Apparatus for measuring high pressures at low temperatures are known in the prior art. For example, measurement of pressure at temperatures below 350° F. is frequently accomplished with pressure transducers that position a large diameter diaphragm such that the diaphragm is exposed to the pressure to be measured. Such diaphragms are typically thin or corrugated and have relatively large diameters. The diaphragms are often rigidly clamped or welded in place at the perimeter of the diaphragm such that the central portion of the diaphragm is compliant and deflects proportionally in response to pressure. The amount of deflection of the diaphragm may be used to calculate the pressure.

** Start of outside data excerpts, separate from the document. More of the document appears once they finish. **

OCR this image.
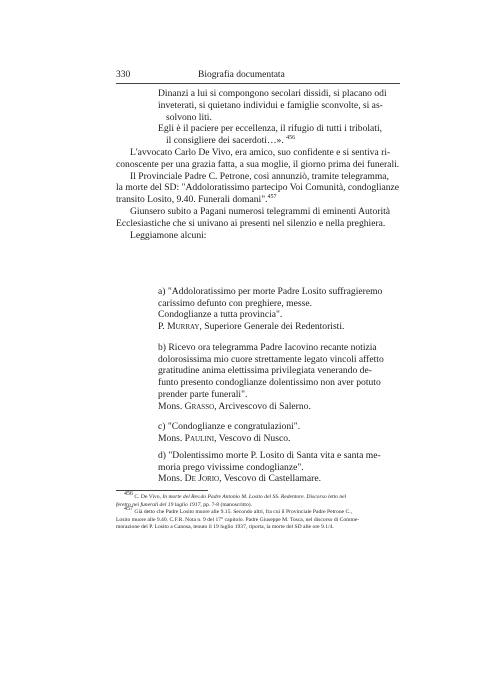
330	Biografia documentata
Dinanzi a lui si compongono secolari dissidi, si placano odi
inveterati, si quietano individui e famiglie sconvolte, si as-
solvono liti.
Egli è il paciere per eccellenza, il rifugio di tutti i tribolati,
il consigliere dei sacerdoti…». $^{456}$
L'avvocato Carlo De Vivo, era amico, suo confidente e si sentiva ri-
conoscente per una grazia fatta, a sua moglie, il giorno prima dei funerali.
Il Provinciale Padre C. Petrone, così annunziò, tramite telegramma,
la morte del SD: "Addoloratissimo partecipo Voi Comunità, condoglianze
transito Losito, 9.40. Funerali domani".$^{457}$
Giunsero subito a Pagani numerosi telegrammi di eminenti Autorità
Ecclesiastiche che si univano ai presenti nel silenzio e nella preghiera.
Leggiamone alcuni:
a) "Addoloratissimo per morte Padre Losito suffragieremo
carissimo defunto con preghiere, messe.
Condoglianze a tutta provincia".
P. Murray, Superiore Generale dei Redentoristi.
b) Ricevo ora telegramma Padre Iacovino recante notizia
dolorosissima mio cuore strettamente legato vincoli affetto
gratitudine anima elettissima privilegiata venerando de-
funto presento condoglianze dolentissimo non aver potuto
prender parte funerali".
Mons. Grasso, Arcivescovo di Salerno.
c) "Condoglianze e congratulazioni".
Mons. Paulini, Vescovo di Nusco.
d) "Dolentissimo morte P. Losito di Santa vita e santa me-
moria prego vivissime condoglianze".
Mons. De Jorio, Vescovo di Castellamare.
456 C. De Vivo, In morte del Rev.do Padre Antonio M. Losito del SS. Redentore. Discorso letto nel
feretro nei funerali del 19 luglio 1917, pp. 7-8 (manoscritto).
457 Già detto che Padre Losito muore alle 9.15. Secondo altri, fra cui il Provinciale Padre Petrone C.,
Losito muore alle 9.40. C.F.R. Nota n. 9 del 17° capitolo. Padre Giuseppe M. Tosca, nel discorso di Comme-
morazione del P. Losito a Canosa, tenuto il 19 luglio 1937, riporta, la morte del SD alle ore 9.1/4.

Pressure measurement techniques for relatively moderate temperatures are well known in the prior art. As the range of pressure to be measured in a family of transducers increases, it may be necessary to increase the thickness of the diaphragm to assure all of the transducers in the family deflect approximately the same amount when each transducer in the family is subjected to 100% of its pressure rating. All other factors being equal, the stress on the diaphragm increases as the thickness of the diaphragm increases or as the diameter of the diaphragm decreases. So, for a given diameter of transducer, there exists a maximum pressure rating above which the stresses in the diaphragm exceed the allowable stresses for the material, and the transducer begins to yield and deform plastically. Yielding and plastic deformation occur because the bending stresses around the circumference of the diaphragm exceeds the elastic strength of the diaphragm material. Such yielding and plastic deformation results in a loss of repeatability and stability of the transducer.
Pressure measurement at high temperatures creates additional problems due to the melting point of some materials used in conventional transducers and because the strength of most materials diminish at high temperatures. Therefore, there exists a need for novel arrangements of apparatus and novel methods for using such apparatus to measure relatively high pressures at high temperatures with small diameter transducers.